To improve performance, we sometimes use other sorting algorithms, such as insertion sort, to sort half subtables when the number of half subtables is less than a certain number (such as 15).

Merge sort (descending) example

Quick sort

Quicksort has been hailed as one of the top ten algorithms in science and engineering of the 20th century. Quicksort is an improvement on bubble sort and a typical application of divide and conquer.

First, select an arbitrary data (such as the first number of an array) as the key data, we call it the base number, and then put all smaller numbers before it, and all larger numbers after it, this process is called a quick sort, also known as partition operation. In the actual implementation, we usually operate directly on the original array.

By a trip to the quick sort to sort the data split into separate two parts, one part of all the data are smaller than the other part of all data, and then of the two parts data respectively according to the method of quick sort, the entire sorting process can be recursive, to achieve the whole data into an orderly sequence.

To improve performance, we sometimes use other sorting algorithms, such as insertion sort, when the number of separate parts is less than a certain number (such as 15).

Quicksort principle

11. All numbers smaller than the base number 48 are to its left, and all numbers larger than 48 are to its right. The left and right by quick sort to continue to sort down, you can complete the final sort.

Base number in quicksort

Selection of benchmark: The optimal case is that the benchmark value is just in the middle of the disordered region, which can maximize the efficiency of sorting both sides and minimize the number of recursive partition, but it is generally difficult to achieve the optimal.
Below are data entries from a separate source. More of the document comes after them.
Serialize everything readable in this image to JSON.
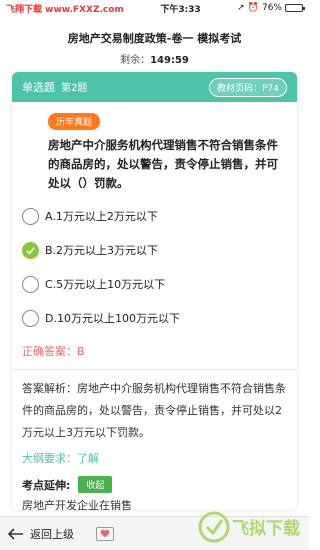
{
  "statusbar": {
    "watermark_left": "飞翔下载 www.FXXZ.com",
    "time": "下午3:33",
    "battery": "76%",
    "battery_level": 0.76
  },
  "header": {
    "title": "房地产交易制度政策-卷一 模拟考试",
    "timer_label": "剩余：",
    "timer_value": "149:59"
  },
  "question_card": {
    "type_label": "单选题",
    "number_label": "第2题",
    "page_ref": "教材页码：P74",
    "tag": "历年真题",
    "question_text": "房地产中介服务机构代理销售不符合销售条件的商品房的，处以警告，责令停止销售，并可处以（）罚款。",
    "options": [
      {
        "label": "A.1万元以上2万元以下",
        "selected": false
      },
      {
        "label": "B.2万元以上3万元以下",
        "selected": true
      },
      {
        "label": "C.5万元以上10万元以下",
        "selected": false
      },
      {
        "label": "D.10万元以上100万元以下",
        "selected": false
      }
    ],
    "correct_answer": "正确答案：B",
    "analysis": "答案解析：房地产中介服务机构代理销售不符合销售条件的商品房的，处以警告，责令停止销售，并可处以2万元以上3万元以下罚款。",
    "outline": "大纲要求：了解",
    "extension_label": "考点延伸:",
    "collapse_label": "收起",
    "extension_text": "房地产开发企业在销售"
  },
  "bottombar": {
    "back_label": "返回上级"
  },
  "watermark": "飞拟下载",
  "colors": {
    "accent": "#4fc3a7",
    "tag": "#ff7a1f",
    "selected": "#8cc63f",
    "answer": "#e46b6b"
  }
}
There are generally three ways to select the baseline: select the first element of the array, select the last element of the array, and select the median of the first, last, and middle elements (for example, 4, 5, 6, 7, the first 4, the last 7, and the middle 5, the median of these three numbers is 5, so select 5 as the baseline).

Dual-pivot quicksort: A two-base quicksort algorithm, which uses two bases to sort the entire array in three parts, experimentally saves about 10% of its time compared to classic quicksort.